Originally Posted by robocop_911
Hello there!

I don't get it - what to assume in the following problem for solving by induction

Prove that 6 divides n^3 - n whenever n is a nonnegative integer

I tried following:

assume for "k" --
k^3 - k = 6r for some integer "r"

now to prove "k+1" we get:
(k+1)^3 - (k+1) = k^3 + 3k^2+3k+1 - k - 1
= (k^3-k) +3k^2+3k
= 6r + 3k^2+3k by induction
what should i do after this? I am not getting "6" as a common factor how come 6 divides n^3-n!!!

$(k + 1)^3 - (k + 1) = (k + 1)((k + 1)^2 - 1)$

$= (k + 1)(k^2 + 2k)$

$= k(k + 1)(k + 2)$

What can you say about the factors of this product?

-Dan
• May 31st 2008, 05:26 PM
robocop_911
Quote:

Originally Posted by topsquark
$(k + 1)^3 - (k + 1) = (k + 1)((k + 1)^2 - 1)$

$= (k + 1)(k^2 + 2k)$

$= k(k + 1)(k + 2)$

What can you say about the factors of this product?

So here we don't have to assume that $k^3-k = 6r?$
• May 31st 2008, 05:29 PM
robocop_911
Quote:

Originally Posted by robocop_911
So here we don't have to assume that $k^3-k = 6r?$

Ahhh!!! I got it thanks bud!!!
• May 31st 2008, 05:34 PM
topsquark
Quote:

Originally Posted by robocop_911
So here we don't have to assume that $k^3-k = 6r?$

Huh. I didn't see that. Well you could start by writing $k^3 - k = k(k^2 - 1) = (k - 1)k(k + 1)$ which is automatically divisible by 6 and not worry about it. I guess this problem is just lousy for an induction proof.

But we should be able to write it as one.
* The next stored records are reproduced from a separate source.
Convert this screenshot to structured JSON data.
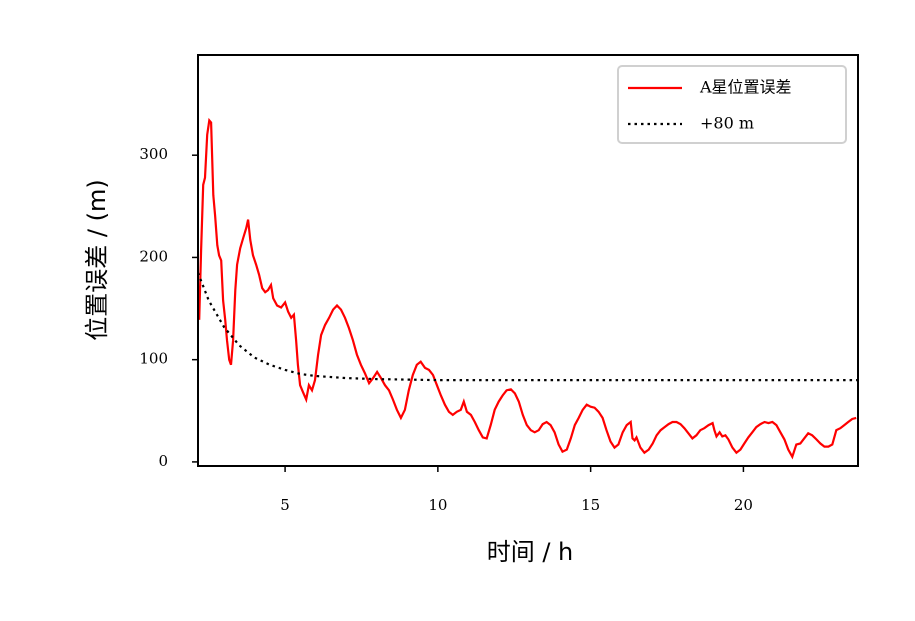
{
  "chart_data": {
    "type": "line",
    "xlabel": "时间 / h",
    "ylabel": "位置误差 / (m)",
    "xlim": [
      2.15,
      23.75
    ],
    "ylim": [
      -4,
      398
    ],
    "xticks": [
      5,
      10,
      15,
      20
    ],
    "yticks": [
      0,
      100,
      200,
      300
    ],
    "legend": "upper right",
    "series": [
      {
        "name": "A星位置误差",
        "color": "#ff0000",
        "style": "solid",
        "x": [
          2.19,
          2.25,
          2.32,
          2.38,
          2.45,
          2.52,
          2.58,
          2.65,
          2.71,
          2.78,
          2.84,
          2.91,
          2.97,
          3.04,
          3.1,
          3.17,
          3.23,
          3.3,
          3.37,
          3.43,
          3.53,
          3.63,
          3.73,
          3.79,
          3.86,
          3.95,
          4.05,
          4.15,
          4.25,
          4.35,
          4.44,
          4.54,
          4.61,
          4.74,
          4.87,
          5.0,
          5.1,
          5.2,
          5.29,
          5.36,
          5.42,
          5.49,
          5.59,
          5.69,
          5.78,
          5.88,
          5.98,
          6.08,
          6.18,
          6.31,
          6.44,
          6.57,
          6.7,
          6.83,
          6.96,
          7.09,
          7.22,
          7.35,
          7.48,
          7.61,
          7.75,
          7.88,
          8.01,
          8.14,
          8.27,
          8.4,
          8.53,
          8.66,
          8.79,
          8.92,
          9.05,
          9.18,
          9.31,
          9.44,
          9.58,
          9.71,
          9.84,
          9.97,
          10.1,
          10.23,
          10.36,
          10.49,
          10.62,
          10.75,
          10.85,
          10.95,
          11.08,
          11.21,
          11.34,
          11.47,
          11.6,
          11.73,
          11.86,
          11.99,
          12.12,
          12.25,
          12.39,
          12.52,
          12.65,
          12.78,
          12.91,
          13.04,
          13.17,
          13.3,
          13.43,
          13.56,
          13.69,
          13.82,
          13.95,
          14.08,
          14.22,
          14.35,
          14.48,
          14.61,
          14.74,
          14.87,
          15.0,
          15.13,
          15.26,
          15.39,
          15.52,
          15.65,
          15.78,
          15.91,
          16.05,
          16.18,
          16.31,
          16.37,
          16.44,
          16.5,
          16.63,
          16.76,
          16.9,
          17.03,
          17.16,
          17.29,
          17.42,
          17.55,
          17.68,
          17.81,
          17.94,
          18.07,
          18.2,
          18.33,
          18.46,
          18.59,
          18.72,
          18.86,
          18.99,
          19.05,
          19.12,
          19.22,
          19.31,
          19.41,
          19.51,
          19.64,
          19.77,
          19.9,
          20.03,
          20.16,
          20.29,
          20.42,
          20.56,
          20.69,
          20.82,
          20.95,
          21.08,
          21.21,
          21.34,
          21.47,
          21.6,
          21.73,
          21.86,
          21.99,
          22.12,
          22.25,
          22.39,
          22.52,
          22.65,
          22.78,
          22.91,
          23.04,
          23.17,
          23.3,
          23.43,
          23.56,
          23.69
        ],
        "values": [
          139,
          207,
          271,
          278,
          320,
          334,
          332,
          261,
          241,
          212,
          202,
          197,
          158,
          139,
          119,
          100,
          95,
          119,
          168,
          193,
          209,
          219,
          229,
          237,
          217,
          202,
          193,
          183,
          170,
          166,
          168,
          173,
          160,
          153,
          151,
          156,
          147,
          141,
          144,
          119,
          95,
          75,
          68,
          61,
          75,
          70,
          80,
          105,
          124,
          134,
          141,
          149,
          153,
          149,
          141,
          131,
          119,
          105,
          95,
          87,
          77,
          82,
          88,
          82,
          75,
          70,
          61,
          51,
          43,
          51,
          70,
          85,
          95,
          98,
          92,
          90,
          85,
          75,
          65,
          56,
          49,
          46,
          49,
          51,
          59,
          49,
          46,
          39,
          31,
          24,
          23,
          36,
          51,
          59,
          65,
          70,
          71,
          67,
          59,
          46,
          36,
          31,
          29,
          31,
          37,
          39,
          36,
          29,
          17,
          10,
          12,
          23,
          36,
          43,
          51,
          56,
          54,
          53,
          49,
          43,
          31,
          20,
          14,
          17,
          29,
          36,
          39,
          23,
          21,
          24,
          14,
          9,
          12,
          18,
          26,
          31,
          34,
          37,
          39,
          39,
          37,
          33,
          28,
          23,
          26,
          31,
          33,
          36,
          38,
          31,
          25,
          29,
          25,
          26,
          22,
          14,
          9,
          12,
          18,
          24,
          29,
          34,
          37,
          39,
          38,
          39,
          36,
          29,
          22,
          12,
          5,
          17,
          18,
          23,
          28,
          26,
          22,
          18,
          15,
          15,
          17,
          31,
          33,
          36,
          39,
          42,
          43
        ]
      },
      {
        "name": "+80 m",
        "color": "#000000",
        "style": "dotted",
        "x": [
          2.15,
          2.5,
          3,
          3.5,
          4,
          4.5,
          5,
          5.5,
          6,
          7,
          8,
          10,
          15,
          20,
          23.75
        ],
        "values": [
          185,
          158,
          132,
          114,
          102,
          95,
          90,
          86,
          84,
          82,
          81,
          80,
          80,
          80,
          80
        ]
      }
    ]
  }
}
Assume the argument is true for some n = k. Then we have
$k^3 - k = 6a$

We need to show that $(k + 1)^3 - (k + 1) = 6b$

So
$(k + 1)^3 - (k + 1) = k^3 + 3k^2 + 3k + 1 - k - 1$

$= k^3 + 3k^2 + 2k$

$= (k^3 - k) + 3k^2 + 3k$

$= 6a + 3k^2 + 3k = 6a + 3k(k + 1)$

See what you can do with that line.

-Dan
• May 31st 2008, 05:39 PM
robocop_911
Quote:

Originally Posted by topsquark
Huh. I didn't see that. Well you could start by writing $k^3 - k = k(k^2 - 1) = (k - 1)k(k + 1)$ which is automatically divisible by 6 and not worry about it. I guess this problem is just lousy for an induction proof.

But we should be able to write it as one.
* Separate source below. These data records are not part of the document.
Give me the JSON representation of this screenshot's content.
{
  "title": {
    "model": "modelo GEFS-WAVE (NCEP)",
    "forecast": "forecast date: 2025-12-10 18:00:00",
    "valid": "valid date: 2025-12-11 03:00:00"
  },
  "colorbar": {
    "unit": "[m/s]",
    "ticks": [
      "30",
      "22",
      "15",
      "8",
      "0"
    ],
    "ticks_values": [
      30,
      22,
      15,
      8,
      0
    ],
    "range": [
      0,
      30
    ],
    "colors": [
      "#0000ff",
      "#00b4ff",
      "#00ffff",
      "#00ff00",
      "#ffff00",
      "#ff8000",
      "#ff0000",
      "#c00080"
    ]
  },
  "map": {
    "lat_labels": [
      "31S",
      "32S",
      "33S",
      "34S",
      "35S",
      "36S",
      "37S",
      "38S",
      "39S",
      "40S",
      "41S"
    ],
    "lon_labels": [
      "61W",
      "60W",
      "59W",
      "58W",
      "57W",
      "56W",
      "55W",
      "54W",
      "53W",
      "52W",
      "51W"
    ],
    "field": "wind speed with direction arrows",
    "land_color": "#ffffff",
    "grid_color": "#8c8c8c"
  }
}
Assume the argument is true for some n = k. Then we have
$k^3 - k = 6a$

We need to show that $(k + 1)^3 - (k + 1) = 6b$

So
$(k + 1)^3 - (k + 1) = k^3 + 3k^2 + 3k + 1 - k - 1$

$= k^3 + 3k^2 + 2k$

$= (k^3 - k) + 3k^2 + 3k$

$= 6a + 3k^2 + 3k = 6a + 3k(k + 1)$

See what you can do with that line.

-Dan

What should I do with this line??
$= 6a + 3k^2 + 3k = 6a + 3k(k + 1)$

this is the same line why I posted this question!
• May 31st 2008, 05:47 PM
angel.white
Quote:

Originally Posted by topsquark
$(k + 1)^3 - (k + 1) = (k + 1)((k + 1)^2 - 1)$

$= (k + 1)(k^2 + 2k)$

$= k(k + 1)(k + 2)$

What can you say about the factors of this product?

-Dan

EDIT: NVM, you addressed this while I was writing it.
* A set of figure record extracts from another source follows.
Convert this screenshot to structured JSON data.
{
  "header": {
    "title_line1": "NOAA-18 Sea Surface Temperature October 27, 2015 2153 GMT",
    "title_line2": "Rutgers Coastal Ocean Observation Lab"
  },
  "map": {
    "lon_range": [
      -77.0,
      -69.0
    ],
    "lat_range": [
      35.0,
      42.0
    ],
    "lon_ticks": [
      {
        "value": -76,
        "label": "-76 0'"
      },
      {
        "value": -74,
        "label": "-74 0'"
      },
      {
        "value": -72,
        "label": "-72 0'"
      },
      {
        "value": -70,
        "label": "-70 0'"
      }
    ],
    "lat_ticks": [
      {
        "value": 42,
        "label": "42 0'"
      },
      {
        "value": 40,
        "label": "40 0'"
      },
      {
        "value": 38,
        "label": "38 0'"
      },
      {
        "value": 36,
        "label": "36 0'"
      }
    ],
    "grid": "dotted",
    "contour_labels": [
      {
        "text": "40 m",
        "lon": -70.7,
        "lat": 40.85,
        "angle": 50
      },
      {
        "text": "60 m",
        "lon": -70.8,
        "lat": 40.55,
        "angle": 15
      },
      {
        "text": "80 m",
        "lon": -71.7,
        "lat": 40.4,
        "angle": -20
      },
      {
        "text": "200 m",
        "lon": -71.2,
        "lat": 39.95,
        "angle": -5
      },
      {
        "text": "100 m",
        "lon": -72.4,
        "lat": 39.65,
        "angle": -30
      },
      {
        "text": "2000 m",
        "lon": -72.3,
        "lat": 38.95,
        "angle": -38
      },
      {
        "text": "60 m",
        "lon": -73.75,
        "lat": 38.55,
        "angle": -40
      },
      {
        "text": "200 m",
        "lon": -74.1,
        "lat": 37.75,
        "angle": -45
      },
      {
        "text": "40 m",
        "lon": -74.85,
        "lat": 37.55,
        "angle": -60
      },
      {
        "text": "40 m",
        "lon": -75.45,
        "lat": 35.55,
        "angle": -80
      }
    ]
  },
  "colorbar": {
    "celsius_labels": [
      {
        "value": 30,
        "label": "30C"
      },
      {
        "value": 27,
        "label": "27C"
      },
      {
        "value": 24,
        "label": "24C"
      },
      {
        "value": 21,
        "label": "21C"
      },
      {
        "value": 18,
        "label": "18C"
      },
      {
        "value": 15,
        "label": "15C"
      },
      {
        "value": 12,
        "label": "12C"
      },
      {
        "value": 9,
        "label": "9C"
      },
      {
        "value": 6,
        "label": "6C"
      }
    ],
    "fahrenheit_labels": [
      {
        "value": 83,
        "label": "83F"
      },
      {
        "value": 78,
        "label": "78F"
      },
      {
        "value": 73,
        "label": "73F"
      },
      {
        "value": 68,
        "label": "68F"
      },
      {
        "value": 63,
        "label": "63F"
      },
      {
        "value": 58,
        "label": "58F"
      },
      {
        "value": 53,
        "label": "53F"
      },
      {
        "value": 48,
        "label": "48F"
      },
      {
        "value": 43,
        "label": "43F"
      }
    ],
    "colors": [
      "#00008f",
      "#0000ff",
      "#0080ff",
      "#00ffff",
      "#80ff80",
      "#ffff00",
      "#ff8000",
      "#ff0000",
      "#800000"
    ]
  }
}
But is that legitimate? Because we could also say

$k^3-k = (k-1)k(k+1)$

Now, if we are required to use induction to prove $(k-1)k(k+1)$ is divisible by 6, then why are we not required to use induction when we prove it for $k(k+1)(k+2)$?

It seems like circumventing the requirements.
• Jun 1st 2008, 04:08 AM
topsquark
Quote:

Originally Posted by robocop_911
What should I do with this line??
$= 6a + 3k^2 + 3k = 6a + 3k(k + 1)$

this is the same line why I posted this question!

Don't you think that one of k or k + 1 might be an even number? (That's why I put it into that factored form.)

-Dan